What is hidden is strong. And frightening. Shall I dare to unwind the fabric? What, really, lies beneath? Would I unleash a frenzy, a tarantella of unbridled energy? Would it be like letting out a pharaoh’s curse as I unwound the bandages on her eyes and mouth? Would she inhabit me, possess me with her spirit of daring? Would her feral energy, untamed by politeness, explode my compliant citizenship and all my careful upbringing of ‘don’t’ ‘you mustn’t’ ‘you can’t’?
My fingers twitch as I imagine them reaching out to untie the sky-blue embroidered silk and releasing a seashell that falls with a clattering click. Then the bead necklace would drop, the green and pink feathers would come away, as the black velvet slithered off, along with the crest it held in place. Finally, the brown suede neck-covering would shuffle down into a heap with the rest.
What, then, would be left? What would I be faced with? My own death mask, perhaps? Or the artist’s features combined with a representation of her lover’s face?

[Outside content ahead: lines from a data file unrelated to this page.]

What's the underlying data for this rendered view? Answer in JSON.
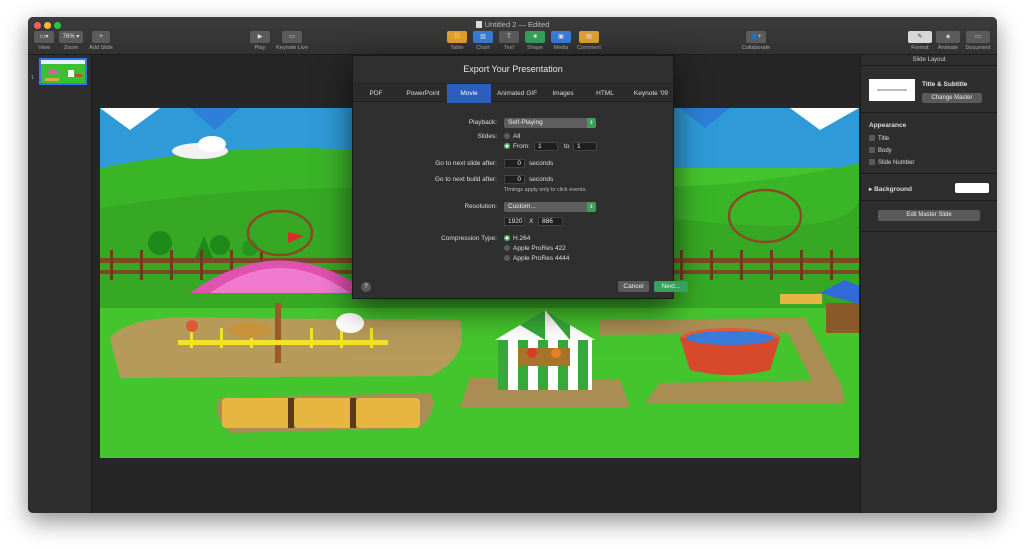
{
  "window": {
    "title": "Untitled 2 — Edited"
  },
  "toolbar": {
    "left": [
      {
        "name": "view",
        "label": "View",
        "glyph": "▭▾"
      },
      {
        "name": "zoom",
        "label": "Zoom",
        "glyph": "76% ▾"
      },
      {
        "name": "add-slide",
        "label": "Add Slide",
        "glyph": "+"
      }
    ],
    "center_left": [
      {
        "name": "play",
        "label": "Play",
        "glyph": "▶"
      },
      {
        "name": "keynote-live",
        "label": "Keynote Live",
        "glyph": "▭"
      }
    ],
    "insert": [
      {
        "name": "table",
        "label": "Table",
        "glyph": "☷"
      },
      {
        "name": "chart",
        "label": "Chart",
        "glyph": "▥"
      },
      {
        "name": "text",
        "label": "Text",
        "glyph": "T"
      },
      {
        "name": "shape",
        "label": "Shape",
        "glyph": "■"
      },
      {
        "name": "media",
        "label": "Media",
        "glyph": "▣"
      },
      {
        "name": "comment",
        "label": "Comment",
        "glyph": "▤"
      }
    ],
    "collaborate": {
      "label": "Collaborate",
      "glyph": "👤+"
    },
    "right": [
      {
        "name": "format",
        "label": "Format",
        "glyph": "✎"
      },
      {
        "name": "animate",
        "label": "Animate",
        "glyph": "◈"
      },
      {
        "name": "document",
        "label": "Document",
        "glyph": "▭"
      }
    ]
  },
  "navigator": {
    "slide_number": "1"
  },
  "inspector": {
    "header": "Slide Layout",
    "master_title": "Title & Subtitle",
    "change_master": "Change Master",
    "appearance": "Appearance",
    "checkboxes": [
      "Title",
      "Body",
      "Slide Number"
    ],
    "background": "Background",
    "edit_master": "Edit Master Slide"
  },
  "dialog": {
    "title": "Export Your Presentation",
    "tabs": [
      "PDF",
      "PowerPoint",
      "Movie",
      "Animated GIF",
      "Images",
      "HTML",
      "Keynote '09"
    ],
    "active_tab": "Movie",
    "playback_label": "Playback:",
    "playback_value": "Self-Playing",
    "slides_label": "Slides:",
    "slides_all": "All",
    "slides_from": "From:",
    "from_value": "1",
    "to_label": "to",
    "to_value": "1",
    "next_slide_label": "Go to next slide after:",
    "next_slide_value": "0",
    "next_build_label": "Go to next build after:",
    "next_build_value": "0",
    "seconds": "seconds",
    "timing_note": "Timings apply only to click events.",
    "resolution_label": "Resolution:",
    "resolution_value": "Custom...",
    "width_value": "1920",
    "times": "X",
    "height_value": "886",
    "compression_label": "Compression Type:",
    "compression_options": [
      "H.264",
      "Apple ProRes 422",
      "Apple ProRes 4444"
    ],
    "help": "?",
    "cancel": "Cancel",
    "next": "Next..."
  },
  "colors": {
    "accent": "#2c5fbd",
    "confirm": "#37a05a",
    "slide_grass": "#45c52d"
  }
}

This supreme act of disobedience would cause the alarms to ring throughout the art gallery and heavy boots to run towards me as every other person stared in my direction, appalled.
What else can I do but turn away and leave? But it’s too late now to pretend that I can be content with things as they are. The force of her rebellion has infected me through all the layers of fabric and time that separate us. She is a source of power, a battery pack of disobedience, difference and possibilities.
She is dangerous, and she is waiting.
Thanks-you've tune into her really well, Kathy-great choice. I saw this at the City Art Gallery a few years ago at their 'Women and Surrealism' show-yes, it's impressive.
LOVED this one Kathy! Love how you model how to interact with art through these imagined stories!